All the kids were getting out of school for their winter breaks and there was new snow and she was ten, maybe ten, in rust colored thermal tights and an itchy black woolen coat with a hat. She was ten and hiding behind a dumpster on a side street near the school and she had numb fingers from being there since the night before -- but she had to remember the car and the fake plates and the whore on the second floor that was right on time with when she hung her stockings out of the window - he was going to come down the stairs any minute now, he would be there and her little hands were red with the stiff cold and it would be easy, it would be easy if she didn't get ahead of herself or think she was good at what she was trained to do.

He was tall and thick in the chest, married with careful dark hair parted to one side and a brown and mustard coat on - and there he was, there he was in the crowd of cars with relatives picking up their nieces and nephews and cousins and babies and talking about church and grades and apples and who was in the front of the line to go to assembly and if anyone chased their little girl on the playground - and it was so loud and so busy.

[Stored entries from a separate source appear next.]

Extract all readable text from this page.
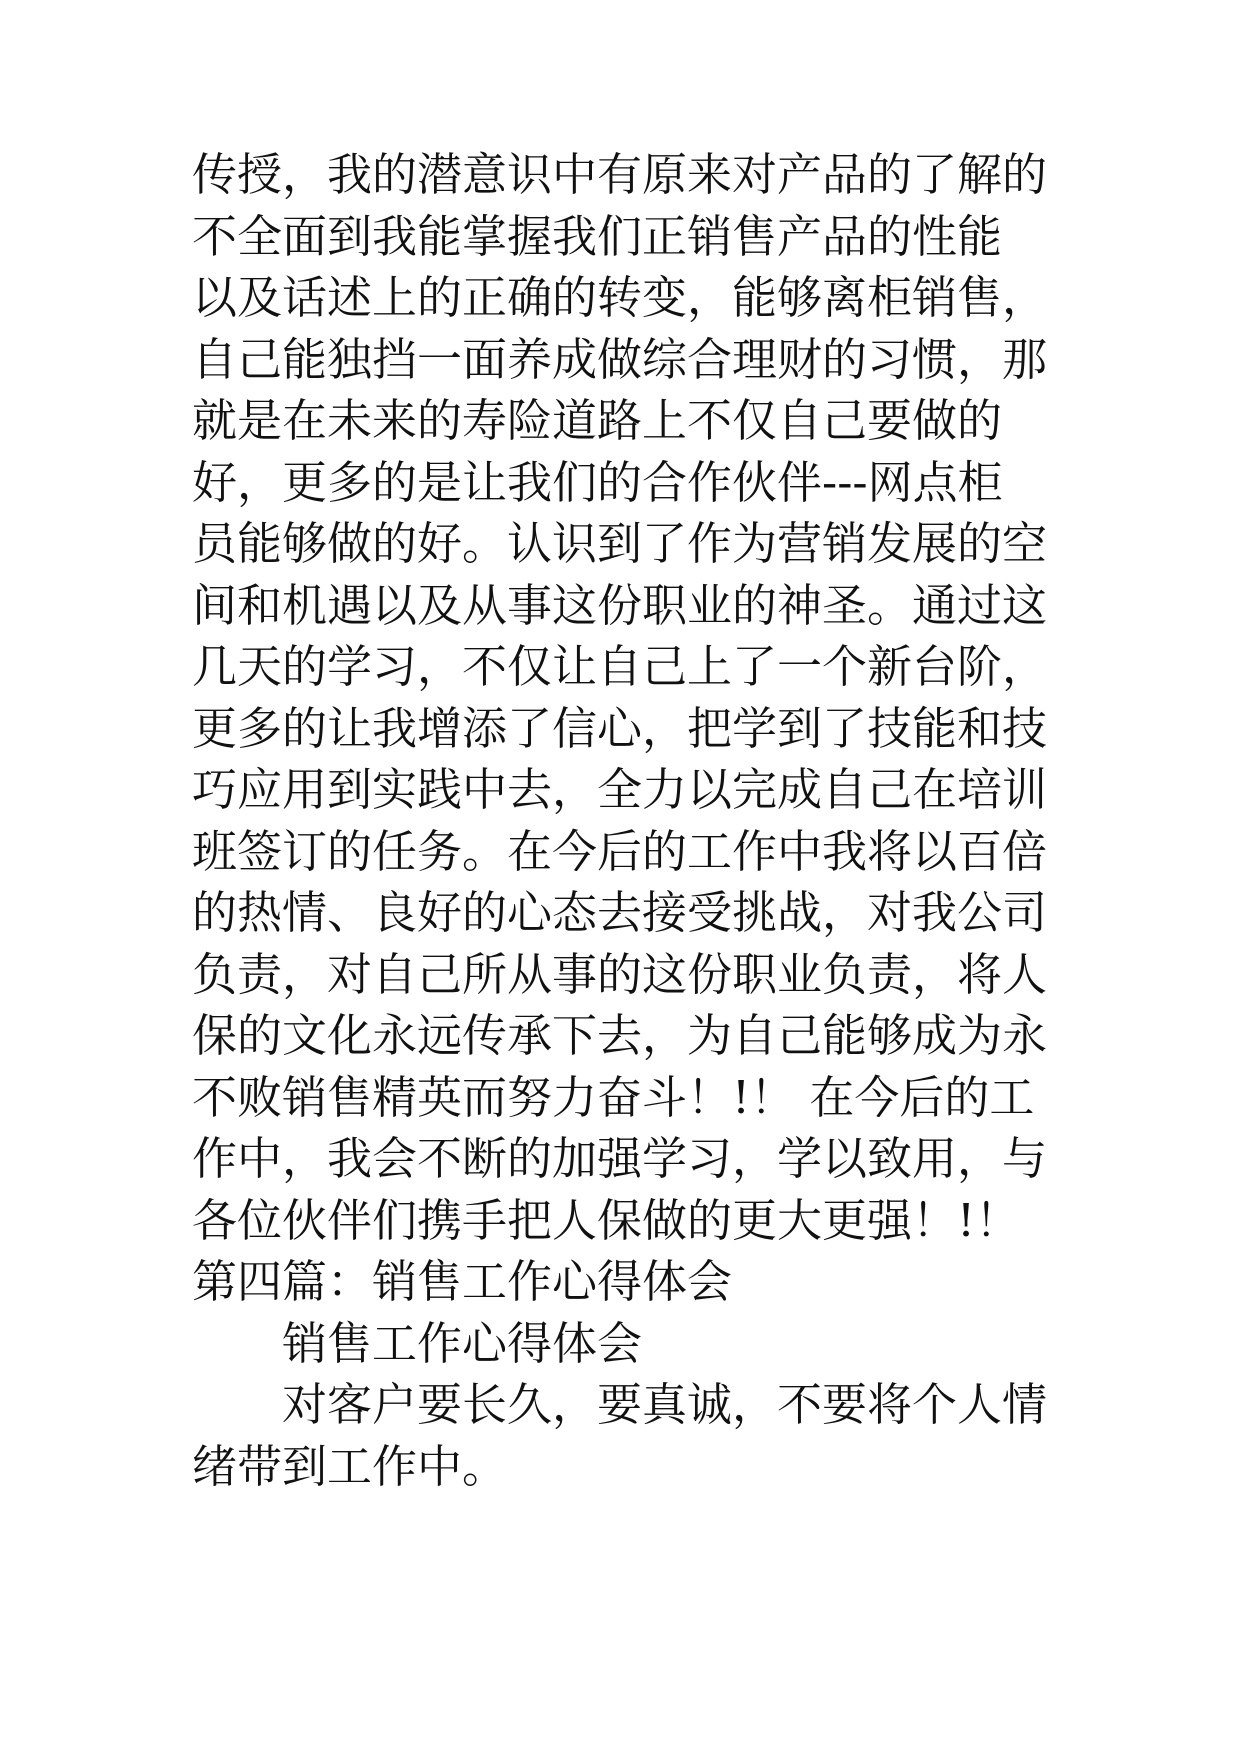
传授，我的潜意识中有原来对产品的了解的
不全面到我能掌握我们正销售产品的性能
以及话述上的正确的转变，能够离柜销售，
自己能独挡一面养成做综合理财的习惯，那
就是在未来的寿险道路上不仅自己要做的
好，更多的是让我们的合作伙伴---网点柜
员能够做的好。认识到了作为营销发展的空
间和机遇以及从事这份职业的神圣。通过这
几天的学习，不仅让自己上了一个新台阶，
更多的让我增添了信心，把学到了技能和技
巧应用到实践中去，全力以完成自己在培训
班签订的任务。在今后的工作中我将以百倍
的热情、良好的心态去接受挑战，对我公司
负责，对自己所从事的这份职业负责，将人
保的文化永远传承下去，为自己能够成为永
不败销售精英而努力奋斗！!！ 在今后的工
作中，我会不断的加强学习，学以致用，与
各位伙伴们携手把人保做的更大更强！!！
第四篇：销售工作心得体会
销售工作心得体会
对客户要长久，要真诚，不要将个人情
绪带到工作中。
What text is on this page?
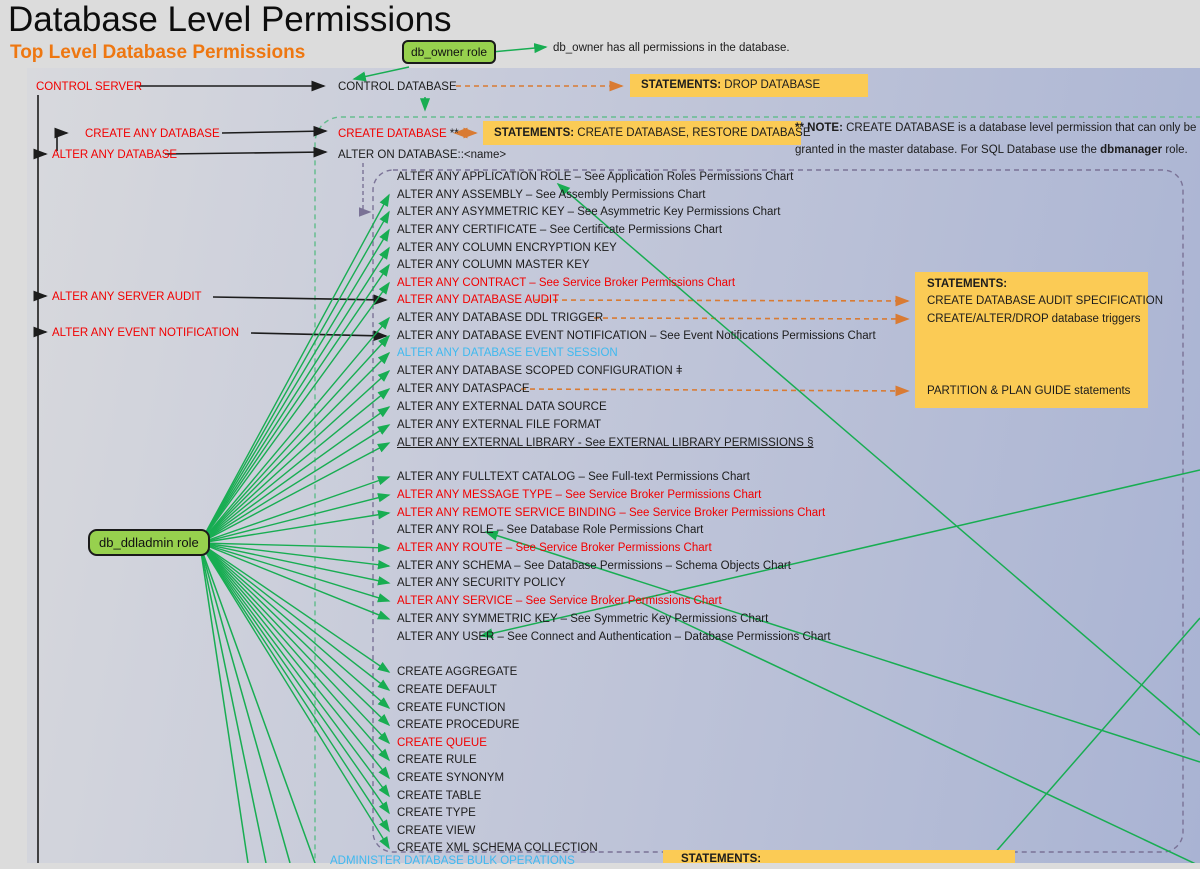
Database Level Permissions
Top Level Database Permissions	db_owner role
db_ddladmin role
db_owner has all permissions in the database.
CONTROL SERVER
CREATE ANY DATABASE
ALTER ANY DATABASE
ALTER ANY SERVER AUDIT
ALTER ANY EVENT NOTIFICATION
CONTROL DATABASE
CREATE DATABASE **
ALTER ON DATABASE::<name>
ADMINISTER DATABASE BULK OPERATIONS
** NOTE: CREATE DATABASE is a database level permission that can only be
granted in the master database. For SQL Database use the dbmanager role.
STATEMENTS: DROP DATABASE
STATEMENTS: CREATE DATABASE, RESTORE DATABASE
STATEMENTS:
CREATE DATABASE AUDIT SPECIFICATION
CREATE/ALTER/DROP database triggers
PARTITION & PLAN GUIDE statements
STATEMENTS:
ALTER ANY APPLICATION ROLE – See Application Roles Permissions Chart
ALTER ANY ASSEMBLY – See Assembly Permissions Chart
ALTER ANY ASYMMETRIC KEY – See Asymmetric Key Permissions Chart
ALTER ANY CERTIFICATE – See Certificate Permissions Chart
ALTER ANY COLUMN ENCRYPTION KEY
ALTER ANY COLUMN MASTER KEY
ALTER ANY CONTRACT – See Service Broker Permissions Chart
ALTER ANY DATABASE AUDIT
ALTER ANY DATABASE DDL TRIGGER
ALTER ANY DATABASE EVENT NOTIFICATION – See Event Notifications Permissions Chart
ALTER ANY DATABASE EVENT SESSION
ALTER ANY DATABASE SCOPED CONFIGURATION ǂ
ALTER ANY DATASPACE
ALTER ANY EXTERNAL DATA SOURCE
ALTER ANY EXTERNAL FILE FORMAT
ALTER ANY EXTERNAL LIBRARY - See EXTERNAL LIBRARY PERMISSIONS §
ALTER ANY FULLTEXT CATALOG – See Full-text Permissions Chart
ALTER ANY MESSAGE TYPE – See Service Broker Permissions Chart
ALTER ANY REMOTE SERVICE BINDING – See Service Broker Permissions Chart
ALTER ANY ROLE – See Database Role Permissions Chart
ALTER ANY ROUTE – See Service Broker Permissions Chart
ALTER ANY SCHEMA – See Database Permissions – Schema Objects Chart
ALTER ANY SECURITY POLICY
ALTER ANY SERVICE – See Service Broker Permissions Chart
ALTER ANY SYMMETRIC KEY – See Symmetric Key Permissions Chart
ALTER ANY USER – See Connect and Authentication – Database Permissions Chart
CREATE AGGREGATE
CREATE DEFAULT
CREATE FUNCTION
CREATE PROCEDURE
CREATE QUEUE
CREATE RULE
CREATE SYNONYM
CREATE TABLE
CREATE TYPE
CREATE VIEW
CREATE XML SCHEMA COLLECTION
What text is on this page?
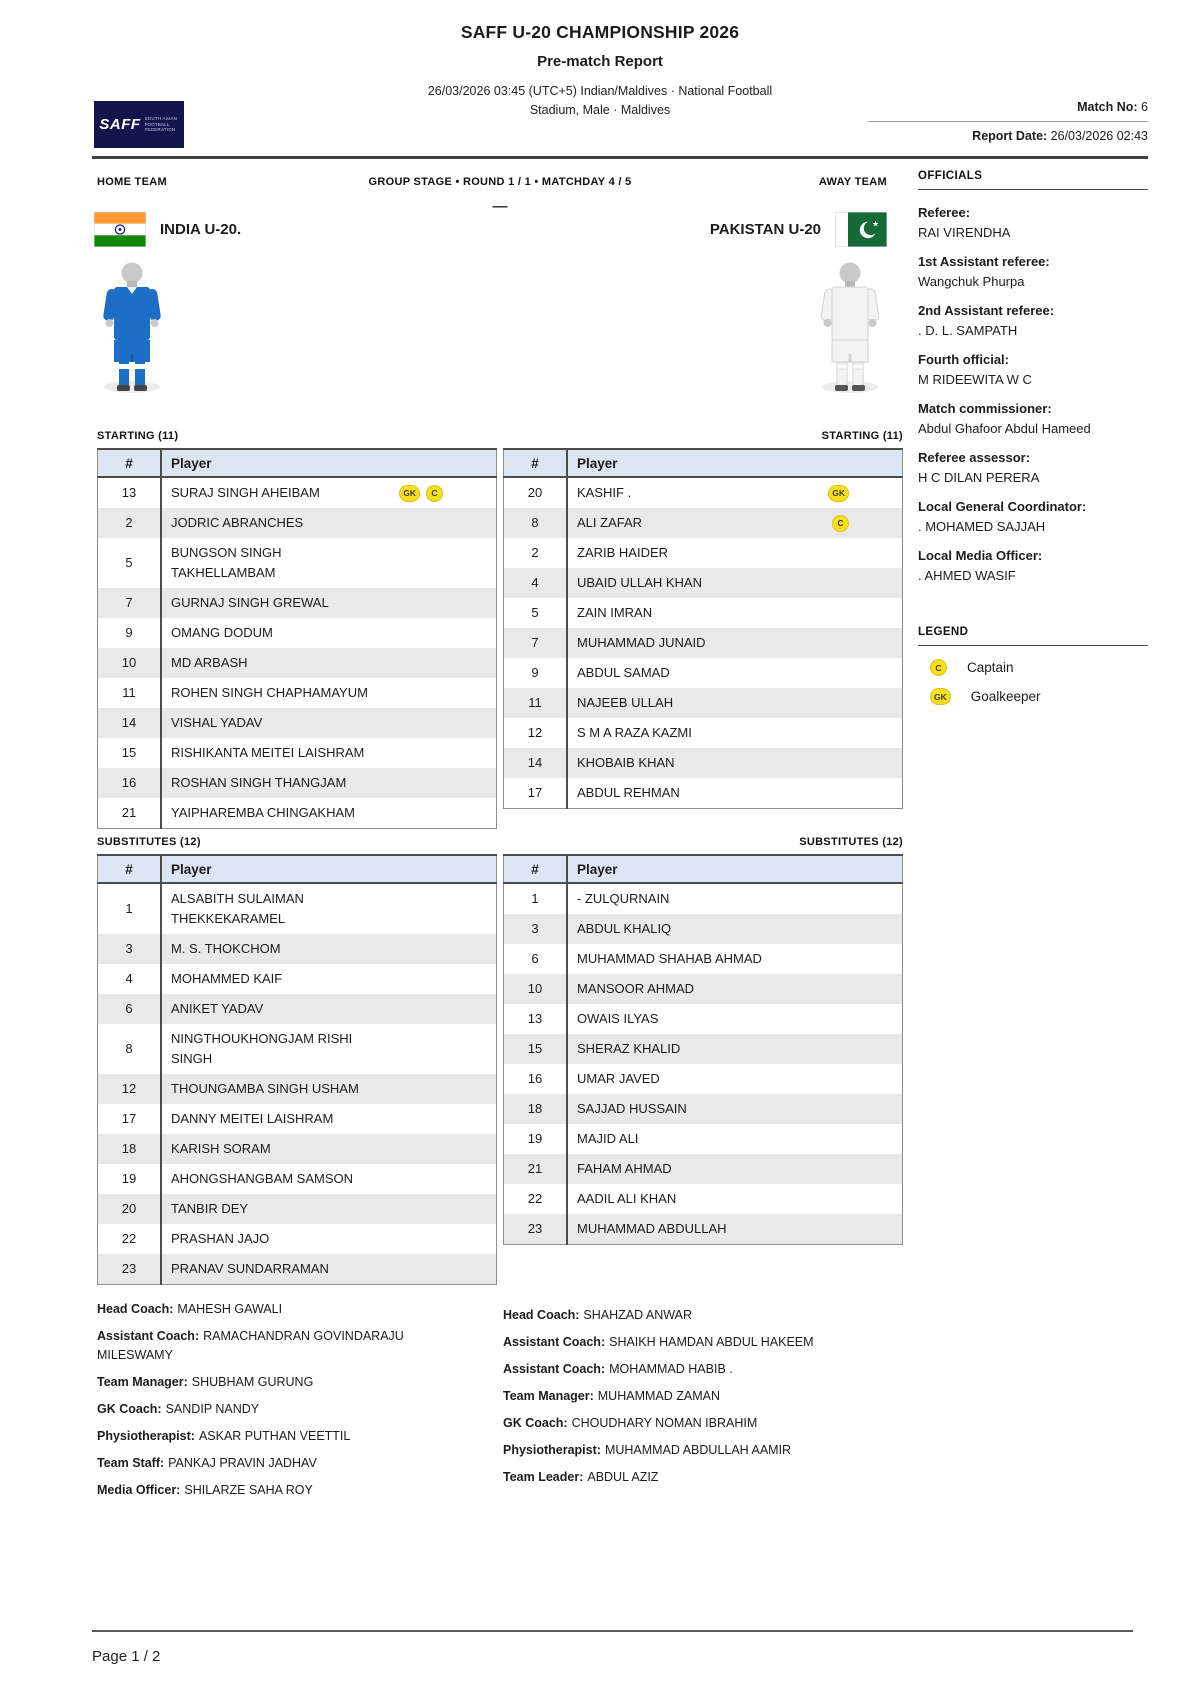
SAFF U-20 CHAMPIONSHIP 2026
Pre-match Report
26/03/2026 03:45 (UTC+5) Indian/Maldives · National Football
Stadium, Male · Maldives
SAFF SOUTH ASIAN FOOTBALL FEDERATION
Match No: 6
Report Date: 26/03/2026 02:43
HOME TEAM	GROUP STAGE • ROUND 1 / 1 • MATCHDAY 4 / 5	AWAY TEAM
—
INDIA U-20.	PAKISTAN U-20	★
OFFICIALS
Referee:
RAI VIRENDHA
1st Assistant referee:
Wangchuk Phurpa
2nd Assistant referee:
. D. L. SAMPATH
Fourth official:
M RIDEEWITA W C
Match commissioner:
Abdul Ghafoor Abdul Hameed
Referee assessor:
H C DILAN PERERA
Local General Coordinator:
. MOHAMED SAJJAH
Local Media Officer:
. AHMED WASIF
LEGEND
C	Captain
GK Goalkeeper
STARTING (11)
#	Player
13	SURAJ SINGH AHEIBAM GK C

2	JODRIC ABRANCHES

5	BUNGSON SINGH
TAKHELLAMBAM

7	GURNAJ SINGH GREWAL

9	OMANG DODUM

10	MD ARBASH

11	ROHEN SINGH CHAPHAMAYUM

14	VISHAL YADAV

15	RISHIKANTA MEITEI LAISHRAM

16	ROSHAN SINGH THANGJAM

21	YAIPHAREMBA CHINGAKHAM
STARTING (11)
#	Player
20	KASHIF . GK

8	ALI ZAFAR C

2	ZARIB HAIDER

4	UBAID ULLAH KHAN

5	ZAIN IMRAN

7	MUHAMMAD JUNAID

9	ABDUL SAMAD

11	NAJEEB ULLAH

12	S M A RAZA KAZMI

14	KHOBAIB KHAN

17	ABDUL REHMAN
SUBSTITUTES (12)
#	Player
1	ALSABITH SULAIMAN
THEKKEKARAMEL

3	M. S. THOKCHOM

4	MOHAMMED KAIF

6	ANIKET YADAV

8	NINGTHOUKHONGJAM RISHI
SINGH

12	THOUNGAMBA SINGH USHAM

17	DANNY MEITEI LAISHRAM

18	KARISH SORAM

19	AHONGSHANGBAM SAMSON

20	TANBIR DEY

22	PRASHAN JAJO

23	PRANAV SUNDARRAMAN
SUBSTITUTES (12)
#	Player
1	- ZULQURNAIN

3	ABDUL KHALIQ

6	MUHAMMAD SHAHAB AHMAD

10	MANSOOR AHMAD

13	OWAIS ILYAS

15	SHERAZ KHALID

16	UMAR JAVED

18	SAJJAD HUSSAIN

19	MAJID ALI

21	FAHAM AHMAD

22	AADIL ALI KHAN

23	MUHAMMAD ABDULLAH
Head Coach: MAHESH GAWALI
Assistant Coach: RAMACHANDRAN GOVINDARAJU MILESWAMY
Team Manager: SHUBHAM GURUNG
GK Coach: SANDIP NANDY
Physiotherapist: ASKAR PUTHAN VEETTIL
Team Staff: PANKAJ PRAVIN JADHAV
Media Officer: SHILARZE SAHA ROY
Head Coach: SHAHZAD ANWAR
Assistant Coach: SHAIKH HAMDAN ABDUL HAKEEM
Assistant Coach: MOHAMMAD HABIB .
Team Manager: MUHAMMAD ZAMAN
GK Coach: CHOUDHARY NOMAN IBRAHIM
Physiotherapist: MUHAMMAD ABDULLAH AAMIR
Team Leader: ABDUL AZIZ
Page 1 / 2
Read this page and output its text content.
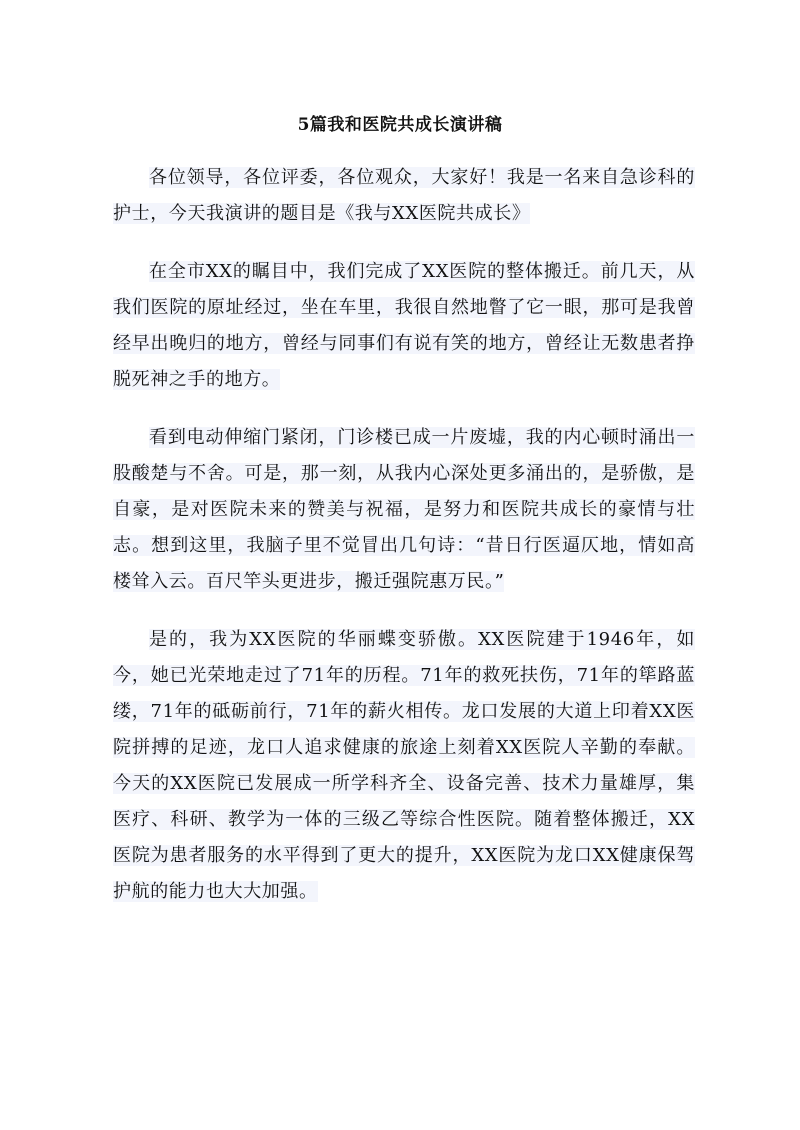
5篇我和医院共成长演讲稿

各位领导，各位评委，各位观众，大家好！我是一名来自急诊科的护士，今天我演讲的题目是《我与XX医院共成长》

在全市XX的瞩目中，我们完成了XX医院的整体搬迁。前几天，从我们医院的原址经过，坐在车里，我很自然地瞥了它一眼，那可是我曾经早出晚归的地方，曾经与同事们有说有笑的地方，曾经让无数患者挣脱死神之手的地方。

看到电动伸缩门紧闭，门诊楼已成一片废墟，我的内心顿时涌出一股酸楚与不舍。可是，那一刻，从我内心深处更多涌出的，是骄傲，是自豪，是对医院未来的赞美与祝福，是努力和医院共成长的豪情与壮志。想到这里，我脑子里不觉冒出几句诗：“昔日行医逼仄地，情如高楼耸入云。百尺竿头更进步，搬迁强院惠万民。”

是的，我为XX医院的华丽蝶变骄傲。XX医院建于1946年，如今，她已光荣地走过了71年的历程。71年的救死扶伤，71年的筚路蓝缕，71年的砥砺前行，71年的薪火相传。龙口发展的大道上印着XX医院拼搏的足迹，龙口人追求健康的旅途上刻着XX医院人辛勤的奉献。今天的XX医院已发展成一所学科齐全、设备完善、技术力量雄厚，集医疗、科研、教学为一体的三级乙等综合性医院。随着整体搬迁，XX医院为患者服务的水平得到了更大的提升，XX医院为龙口XX健康保驾护航的能力也大大加强。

she whimpered and shook, loud enough to gain attention there with the sleep in her eyes and the end of her nose chapped and awful, her little black shoes caked in wet awful dirt from the city streets and tiny little drops from the snowflakes that were starting to fall on her eyelashes, and he came - of course he would come, concerned and confused [what happened, sweetheart?] -- Natalia's accent was all but gone as she sniffled and pretended to not try to cry, the tears large and wet and shaky at the man's shoulder as he'd picked her up like he was going to take her somewhere warm. One littel arm around his neck to the back and one at his ribs where her little hand held a small, sharp knife that went through the meat and between the bones. She jabbed in harder the second time, to make sure, up and to the angle to just nick the end of his lung - at first the confusion, not dropping her immediately but soon after trying (and succeeding) biting her shoulder through the tough fabric (she'd still have the scar for some years, until she was old enough, anyway), holding his hand to the quickly soaking through spot on his shirt - nearly ready to start screaming bloody murder when she looked at him with her head tilted, slitting his throat deep from side to side. It was time to go, leaving him there bleeding out on a side street in his nice new jacket with his wedding ring and his parted hair and the faint smell of cheap perfume that was still wafting through the air. Politicians were like that, she was pretty sure, anyway. Or that's what they told her. Of course, he hadn't always a politician.

She stayed there, close and watched longer than she should have. She watched the world buzz around while he gurgled and gasped at the air that wouldn't come. It was noisy and it didn't stop, the day, the hour, the people picking up other people, hurrying down the streets in their new cars and vacation days while she was sticky and started to smell like fresh death.

Natalia laid in bed and remembered the party, she remembered how love smelled and how love was different for everyone, she couldn't remember more things than she was ever willing to admit to. Arguably, it was better to forget anyway. Forgetting made room for everything else.